Ford Motor Credit Co. v. Milhollin, 444 U.S. 555 (1980)

Ford Motor Credit Co. v. Milhollin

No. 78-1487

Argued December 4, 1979

Decided February 20, 1980 *

444 U.S. 555

Syllabus

Respondents financed their purchases of automobiles through standard retail installment contracts that were assigned to petitioner finance company. Each contract provided that respondents were to pay a precomputed finance charge, and, as required by the Truth in Lending Act (TILA) and implementing Federal Reserve Board (FRB) Regulation Z, the front page of each contract disclosed and explained certain features of the contract, including a disclosure that the buyer could prepay his obligations under the contract in full at any time prior to maturity of the final installment and that, if he did so, he would receive a rebate of the unearned portion of the finance charge. The face of the contract also stated that temporary default on a particular installment would result in a delinquency charge, but no mention was made of a clause in the contract giving the creditor a right to accelerate payment of the entire debt upon the buyer's default. Respondents thereafter brought separate suits in District Court, alleging, inter alia, that petitioner finance company had violated TILA and Regulation Z by failing to disclose on the front page of the contract that the creditor retained the right to accelerate payment of the debt. The District Court, in two of the suits, held that facial disclosure of the acceleration clauses was mandated by the provisions of TILA, 15 U.S.C. §§ 1638(a)(9), 1639(a) (7), that compel publication of "default, delinquency, or similar charges payable in the event of late payments." On a consolidated appeal, the Court of Appeals agreed that TILA imposes a general acceleration clause disclosure requirement, but rather than holding that acceleration is a default charge, the Court of Appeals based its decision on the principle that, under Regulation Z, the creditor must disclose whether a rebate of unearned interest will be made upon acceleration, and also must disclose the method by which the amount of unearned interest will be computed if the debt is accelerated. In so

Page 444 U. S. 556

holding, the court rejected the FRB staff's contrary interpretation of the pertinent statutory and regulatory provisions that specific disclosure of an acceleration rebate policy is only necessary when that policy varies from the custom with respect to voluntary prepayment rebates.
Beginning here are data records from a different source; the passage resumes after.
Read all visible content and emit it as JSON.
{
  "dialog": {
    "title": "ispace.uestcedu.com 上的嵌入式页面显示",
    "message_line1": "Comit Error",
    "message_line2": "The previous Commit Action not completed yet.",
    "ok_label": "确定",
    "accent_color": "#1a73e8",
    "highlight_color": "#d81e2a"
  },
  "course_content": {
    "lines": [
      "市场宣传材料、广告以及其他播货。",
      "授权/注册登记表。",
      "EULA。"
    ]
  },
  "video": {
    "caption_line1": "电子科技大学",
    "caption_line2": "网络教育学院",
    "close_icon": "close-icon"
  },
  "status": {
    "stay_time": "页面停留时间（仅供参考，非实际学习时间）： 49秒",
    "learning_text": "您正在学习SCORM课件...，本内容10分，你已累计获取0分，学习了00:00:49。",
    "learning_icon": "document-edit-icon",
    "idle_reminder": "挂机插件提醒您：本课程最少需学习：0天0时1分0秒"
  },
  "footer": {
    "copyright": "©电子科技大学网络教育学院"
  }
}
Held: TILA does not mandate a general rule of disclosure for acceleration clause. Pp. 444 U. S. 559-570.

(a) The issue of acceleration disclosure is not governed by clear expression in the statute or regulations. An acceleration clause cannot be equated with a "default, delinquency, or similar charg[e]," subject to disclosure under §§ 1638(a)(9) and 1639(a)(7) and Regulation Z, and the prepayment rebate disclosure requirement of Regulation Z also fails to afford direct support for an invariable specific acceleration disclosure rule. Pp. 444 U. S. 559-562.

(b) In the absence of an express statutory mandate that acceleration procedures be invariably disclosed, a high degree of deference to the FRB staff's consistent administrative interpretation that the statute and regulations impose no such uniform requirement is warranted. Although the staff might have decided that acceleration rebates are so analytically distinct from identical voluntary prepayment rebates as to warrant separate disclosure, it was reasonable to conclude, alternatively, that ordinary consumers would be concerned chiefly about differing financial consequences. Pp. 444 U. S. 562-570.

588 F.2d 753, reversed and remanded.

BRENNAN, J., delivered the opinion for a unanimous Court. BLACKMUN, J., filed a concurring opinion, in which BURGER, C.J., joined, post, p. 444 U. S. 570.